Contact: Joan Moody, USGS

Secretary of the Interior Dirk Kempthorne announced at the ongoing ESRI Conference that his direction to the U.S. Geological Survey (USGS) to make its 35-year Landsat satellite image archive available over the Internet for free marks the commitment of the department to breaking down information barriers.

“With the click of a mouse, scientists, government officials and land managers will be able to see the changes in the earth’s landscape at any point in the past three and a half decades,” he told the conference of 12,000 in San Diego on Sunday.

“This is a great contribution,” said ESRI President Jack Dangermond. “It will open up new avenues for geographic understanding around the globe. It represents the democratization of digital data and empowers people everywhere with rich information.”

The USGS, an Interior agency, expects to have the full archive online by February 2009. The Department of the Interior has the responsibility for coordinating the geospatial activities of the entire federal government through the Federal Geographic Data Committee.

“As Secretary of the Interior, I have made breaking down barriers and building bridges a high priority of the department,” Kempthorne said. “We are fully committed to this task.”

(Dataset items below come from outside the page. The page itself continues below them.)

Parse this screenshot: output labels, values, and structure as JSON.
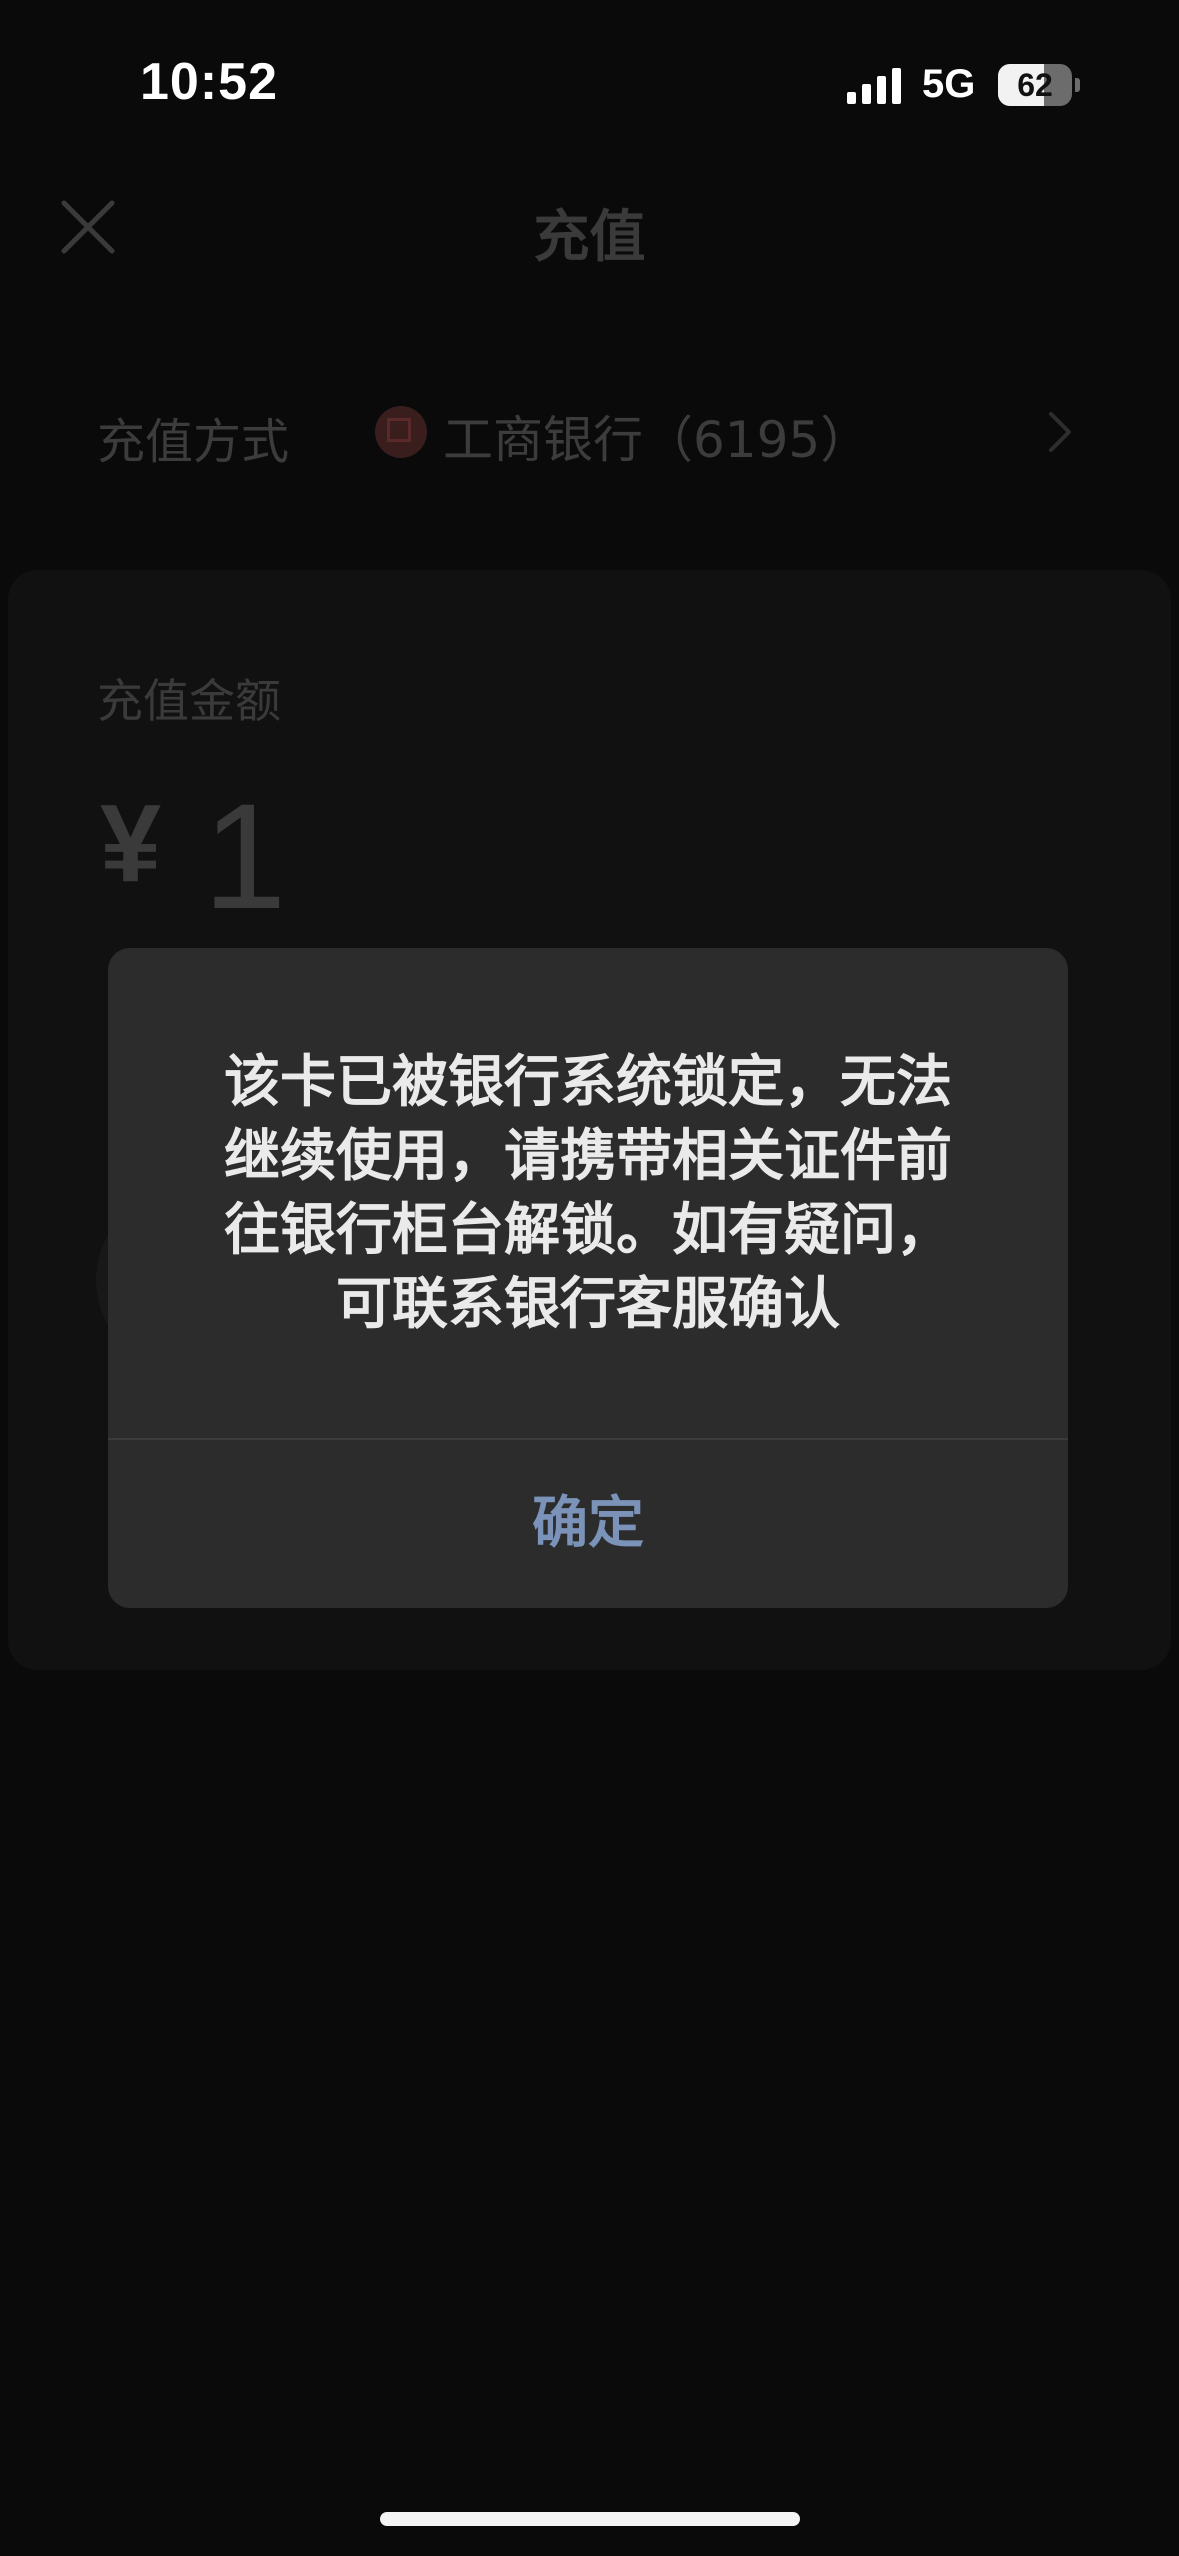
{
  "status_bar": {
    "time": "10:52",
    "network": "5G",
    "battery_level": "62",
    "battery_fraction": 0.62
  },
  "nav": {
    "title": "充值"
  },
  "payment_method": {
    "label": "充值方式",
    "bank": "工商银行（6195）"
  },
  "amount": {
    "label": "充值金额",
    "currency": "¥",
    "value": "1"
  },
  "dialog": {
    "message_lines": [
      "该卡已被银行系统锁定，无法",
      "继续使用，请携带相关证件前",
      "往银行柜台解锁。如有疑问，",
      "可联系银行客服确认"
    ],
    "confirm_label": "确定"
  }
}
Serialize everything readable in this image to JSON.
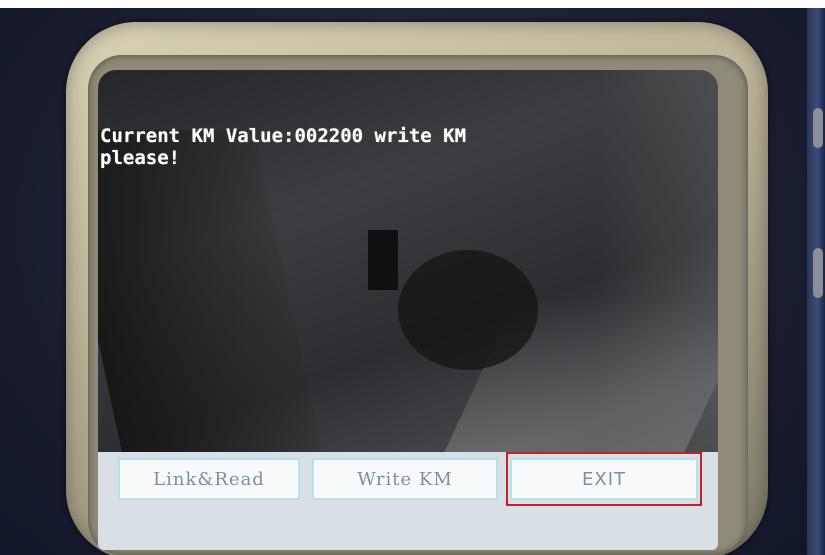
{
  "screen": {
    "message": "Current KM Value:002200 write KM\nplease!"
  },
  "buttons": {
    "link_read": "Link&Read",
    "write_km": "Write KM",
    "exit": "EXIT"
  },
  "colors": {
    "button_text": "#7f8ea4",
    "button_border": "#b9dfe7",
    "highlight": "#c3202a"
  }
}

The Landsat archive is an unequaled 35-year record of the Earth’s surface that is valuable for a broad range of uses from climate change science to forest management to emergency response. As an example of uses for the archive, Kempthorne showed a Landsat image of Las Vegas in 1973 compared with an image from 2000. The juxtaposition of the images provided a dramatic picture of the explosive population growth and the rapid spread of the city into the surrounding desert ecosystems.